An acquire operation is one you could use in implementing a function that takes a lock. There isn't a hidden lock anywhere that gets taken behind the scenes. (A non-lock-free implementation of __sync or __atomic builtins might use a lock internally, but it would take and release it within one invocation of the builtin.)
void __sync_lock_release (ptr, 0) is just __atomic_store_explicit(ptr, 0, __ATOMIC_RELEASE). (Actually the docs call it a "barrier", not just an operation with ordering wrt. other operations, so perhaps atomic_thread_fence(memory_order_release) and then a relaxed atomic store.
The documentation wording of "This built-in function releases the lock acquired by __sync_lock_test_and_set." is just an example use-case, there is no resource or lock that "needs to be released".
All legacy __sync builtins are like __atomic_...(__ATOMIC_SEQ_CST), except apparently for __sync_lock_test_and_set and __sync_lock_release; this is the only reason there's a special function with release in the name, because the old sync builtins didn't generally allow release operations.
If the code only wants to do atomic_exchange_explicit(ptr, 1, memory_order_acquire) at that point, that's totally fine and normal, and it can do it with an obsolete __sync_lock_test_and_set if it wants.
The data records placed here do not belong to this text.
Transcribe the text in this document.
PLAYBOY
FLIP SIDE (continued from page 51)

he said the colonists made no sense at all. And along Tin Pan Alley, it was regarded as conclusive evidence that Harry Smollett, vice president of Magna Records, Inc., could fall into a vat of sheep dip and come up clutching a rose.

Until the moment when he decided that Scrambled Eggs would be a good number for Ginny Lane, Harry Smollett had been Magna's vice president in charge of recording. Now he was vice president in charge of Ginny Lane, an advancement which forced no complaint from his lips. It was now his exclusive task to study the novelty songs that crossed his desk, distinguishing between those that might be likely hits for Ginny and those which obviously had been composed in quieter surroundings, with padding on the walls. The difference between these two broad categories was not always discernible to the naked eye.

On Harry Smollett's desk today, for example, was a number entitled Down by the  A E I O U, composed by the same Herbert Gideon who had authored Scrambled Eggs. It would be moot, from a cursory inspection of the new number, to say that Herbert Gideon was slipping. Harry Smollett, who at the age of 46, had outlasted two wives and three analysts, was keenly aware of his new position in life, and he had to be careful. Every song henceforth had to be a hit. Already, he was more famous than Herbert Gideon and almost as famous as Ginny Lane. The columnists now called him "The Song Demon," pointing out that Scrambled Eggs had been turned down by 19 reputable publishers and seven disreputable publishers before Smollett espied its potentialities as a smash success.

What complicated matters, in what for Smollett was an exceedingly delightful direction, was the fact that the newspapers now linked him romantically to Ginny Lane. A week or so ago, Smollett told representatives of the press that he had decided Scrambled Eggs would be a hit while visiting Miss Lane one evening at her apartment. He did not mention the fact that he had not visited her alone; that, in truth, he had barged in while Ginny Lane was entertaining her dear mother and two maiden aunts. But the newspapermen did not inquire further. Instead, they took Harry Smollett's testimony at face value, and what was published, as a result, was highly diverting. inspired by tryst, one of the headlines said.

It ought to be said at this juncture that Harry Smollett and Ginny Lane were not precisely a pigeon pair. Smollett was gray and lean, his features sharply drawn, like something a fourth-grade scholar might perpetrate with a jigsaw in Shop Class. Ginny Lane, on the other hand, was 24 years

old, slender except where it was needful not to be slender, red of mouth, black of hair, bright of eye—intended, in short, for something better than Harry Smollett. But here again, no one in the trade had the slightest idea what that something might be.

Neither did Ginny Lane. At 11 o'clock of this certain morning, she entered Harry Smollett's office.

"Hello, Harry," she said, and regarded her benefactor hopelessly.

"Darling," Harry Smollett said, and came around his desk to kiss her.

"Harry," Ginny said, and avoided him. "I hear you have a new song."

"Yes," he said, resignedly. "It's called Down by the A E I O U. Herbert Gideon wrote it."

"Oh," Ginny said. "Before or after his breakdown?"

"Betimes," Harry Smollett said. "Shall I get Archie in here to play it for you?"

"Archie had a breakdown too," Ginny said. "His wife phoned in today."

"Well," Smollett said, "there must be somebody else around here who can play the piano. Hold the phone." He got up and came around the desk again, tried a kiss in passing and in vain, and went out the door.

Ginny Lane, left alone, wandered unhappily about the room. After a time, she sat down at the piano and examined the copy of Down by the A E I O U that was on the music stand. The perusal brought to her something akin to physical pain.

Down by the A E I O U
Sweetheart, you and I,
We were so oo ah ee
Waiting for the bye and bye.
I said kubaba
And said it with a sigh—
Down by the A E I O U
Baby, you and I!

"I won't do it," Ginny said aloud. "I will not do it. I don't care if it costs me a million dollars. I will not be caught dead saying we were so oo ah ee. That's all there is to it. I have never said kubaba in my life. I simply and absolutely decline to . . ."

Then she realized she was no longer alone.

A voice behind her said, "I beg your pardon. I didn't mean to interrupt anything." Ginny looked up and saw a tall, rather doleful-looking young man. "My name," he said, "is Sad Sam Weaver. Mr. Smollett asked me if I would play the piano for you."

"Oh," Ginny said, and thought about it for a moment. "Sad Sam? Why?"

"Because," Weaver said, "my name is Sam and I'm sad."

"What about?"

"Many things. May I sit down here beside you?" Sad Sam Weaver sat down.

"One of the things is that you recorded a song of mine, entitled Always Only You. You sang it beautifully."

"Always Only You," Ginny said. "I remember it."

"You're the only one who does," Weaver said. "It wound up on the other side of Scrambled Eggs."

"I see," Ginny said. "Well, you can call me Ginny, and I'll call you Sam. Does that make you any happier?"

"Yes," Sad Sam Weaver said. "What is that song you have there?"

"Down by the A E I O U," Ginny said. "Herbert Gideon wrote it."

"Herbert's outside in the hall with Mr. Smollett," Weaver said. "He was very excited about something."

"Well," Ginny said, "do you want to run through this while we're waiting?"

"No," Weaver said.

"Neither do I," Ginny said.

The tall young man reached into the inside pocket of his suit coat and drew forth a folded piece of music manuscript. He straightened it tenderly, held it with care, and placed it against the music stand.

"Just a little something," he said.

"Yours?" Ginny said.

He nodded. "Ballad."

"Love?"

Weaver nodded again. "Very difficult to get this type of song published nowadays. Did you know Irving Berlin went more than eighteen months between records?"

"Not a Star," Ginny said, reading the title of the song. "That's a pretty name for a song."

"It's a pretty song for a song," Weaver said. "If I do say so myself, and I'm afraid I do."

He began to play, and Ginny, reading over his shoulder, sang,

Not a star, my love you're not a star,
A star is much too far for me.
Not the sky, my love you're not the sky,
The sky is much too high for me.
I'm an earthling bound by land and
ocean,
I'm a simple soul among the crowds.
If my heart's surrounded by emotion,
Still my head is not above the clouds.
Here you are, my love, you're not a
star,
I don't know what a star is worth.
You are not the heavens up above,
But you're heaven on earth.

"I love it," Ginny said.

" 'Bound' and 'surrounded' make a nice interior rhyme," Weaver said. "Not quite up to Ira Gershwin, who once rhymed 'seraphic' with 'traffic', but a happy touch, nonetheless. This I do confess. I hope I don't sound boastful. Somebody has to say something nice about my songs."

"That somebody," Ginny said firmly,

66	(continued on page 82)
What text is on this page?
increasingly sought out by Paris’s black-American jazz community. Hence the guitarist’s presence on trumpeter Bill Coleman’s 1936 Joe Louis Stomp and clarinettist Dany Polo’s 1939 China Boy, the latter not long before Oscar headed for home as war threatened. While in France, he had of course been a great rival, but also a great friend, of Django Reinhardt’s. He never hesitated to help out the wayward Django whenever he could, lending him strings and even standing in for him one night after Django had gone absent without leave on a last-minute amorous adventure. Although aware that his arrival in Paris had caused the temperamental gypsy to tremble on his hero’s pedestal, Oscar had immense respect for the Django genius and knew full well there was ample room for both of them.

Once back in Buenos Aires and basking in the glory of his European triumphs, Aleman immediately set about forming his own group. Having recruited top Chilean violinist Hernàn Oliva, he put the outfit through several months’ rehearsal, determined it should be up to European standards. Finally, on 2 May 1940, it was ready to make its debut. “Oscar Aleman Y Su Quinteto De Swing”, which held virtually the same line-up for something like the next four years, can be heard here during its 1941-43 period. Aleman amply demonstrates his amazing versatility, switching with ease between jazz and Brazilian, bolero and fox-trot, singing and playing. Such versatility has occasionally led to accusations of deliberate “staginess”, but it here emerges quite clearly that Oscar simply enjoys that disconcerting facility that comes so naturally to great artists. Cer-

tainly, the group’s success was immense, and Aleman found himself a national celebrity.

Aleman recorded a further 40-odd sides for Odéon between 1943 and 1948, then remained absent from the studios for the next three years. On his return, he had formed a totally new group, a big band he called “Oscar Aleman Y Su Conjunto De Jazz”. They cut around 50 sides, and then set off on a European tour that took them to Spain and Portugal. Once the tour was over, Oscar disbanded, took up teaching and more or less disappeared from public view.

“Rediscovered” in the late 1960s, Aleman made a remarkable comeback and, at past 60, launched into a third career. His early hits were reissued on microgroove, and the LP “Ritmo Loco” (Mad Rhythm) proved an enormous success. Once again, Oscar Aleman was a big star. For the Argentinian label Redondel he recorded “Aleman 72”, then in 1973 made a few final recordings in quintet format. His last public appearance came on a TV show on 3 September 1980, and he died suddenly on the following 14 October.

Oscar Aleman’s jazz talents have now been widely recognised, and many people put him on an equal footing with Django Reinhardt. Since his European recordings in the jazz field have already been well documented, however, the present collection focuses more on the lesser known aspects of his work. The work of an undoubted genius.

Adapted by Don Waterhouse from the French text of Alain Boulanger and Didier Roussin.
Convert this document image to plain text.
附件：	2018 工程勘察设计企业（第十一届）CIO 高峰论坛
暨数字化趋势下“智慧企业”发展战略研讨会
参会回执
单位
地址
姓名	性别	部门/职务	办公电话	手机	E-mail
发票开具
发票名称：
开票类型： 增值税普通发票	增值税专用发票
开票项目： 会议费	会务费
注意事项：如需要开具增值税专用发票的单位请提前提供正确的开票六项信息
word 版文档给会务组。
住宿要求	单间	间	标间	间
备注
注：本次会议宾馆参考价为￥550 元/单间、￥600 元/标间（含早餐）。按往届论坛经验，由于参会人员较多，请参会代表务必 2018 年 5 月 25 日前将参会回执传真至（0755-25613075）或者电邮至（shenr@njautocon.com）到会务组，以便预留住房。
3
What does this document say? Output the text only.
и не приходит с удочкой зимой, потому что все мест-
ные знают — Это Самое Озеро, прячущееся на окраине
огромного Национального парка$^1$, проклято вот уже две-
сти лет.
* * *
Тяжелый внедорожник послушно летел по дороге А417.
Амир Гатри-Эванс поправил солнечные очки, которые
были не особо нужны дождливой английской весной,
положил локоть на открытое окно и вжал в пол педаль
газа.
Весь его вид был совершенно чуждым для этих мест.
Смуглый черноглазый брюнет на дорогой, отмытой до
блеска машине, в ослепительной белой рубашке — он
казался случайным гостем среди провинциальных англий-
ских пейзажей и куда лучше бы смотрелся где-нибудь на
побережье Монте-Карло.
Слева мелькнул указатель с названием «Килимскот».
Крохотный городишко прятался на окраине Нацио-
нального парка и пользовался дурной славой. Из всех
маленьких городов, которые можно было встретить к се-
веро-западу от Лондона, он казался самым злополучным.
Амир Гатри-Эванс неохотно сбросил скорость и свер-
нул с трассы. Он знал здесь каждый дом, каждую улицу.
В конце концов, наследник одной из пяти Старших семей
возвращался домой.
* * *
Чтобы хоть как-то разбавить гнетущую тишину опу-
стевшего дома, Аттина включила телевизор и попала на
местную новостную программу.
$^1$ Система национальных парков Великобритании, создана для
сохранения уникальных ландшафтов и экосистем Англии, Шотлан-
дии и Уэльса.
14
If you were going to rewrite anything, use C11 stdatomic.h, or use __atomic builtins if you don't want to make the array _Atomic. Either way, figure out if acquire ordering for that operation is appropriate, and if not use a weaker or stronger order, whatever is required. On x86, any atomic RMW will effectively be seq_cst except for possible compile-time reordering of weaker orders.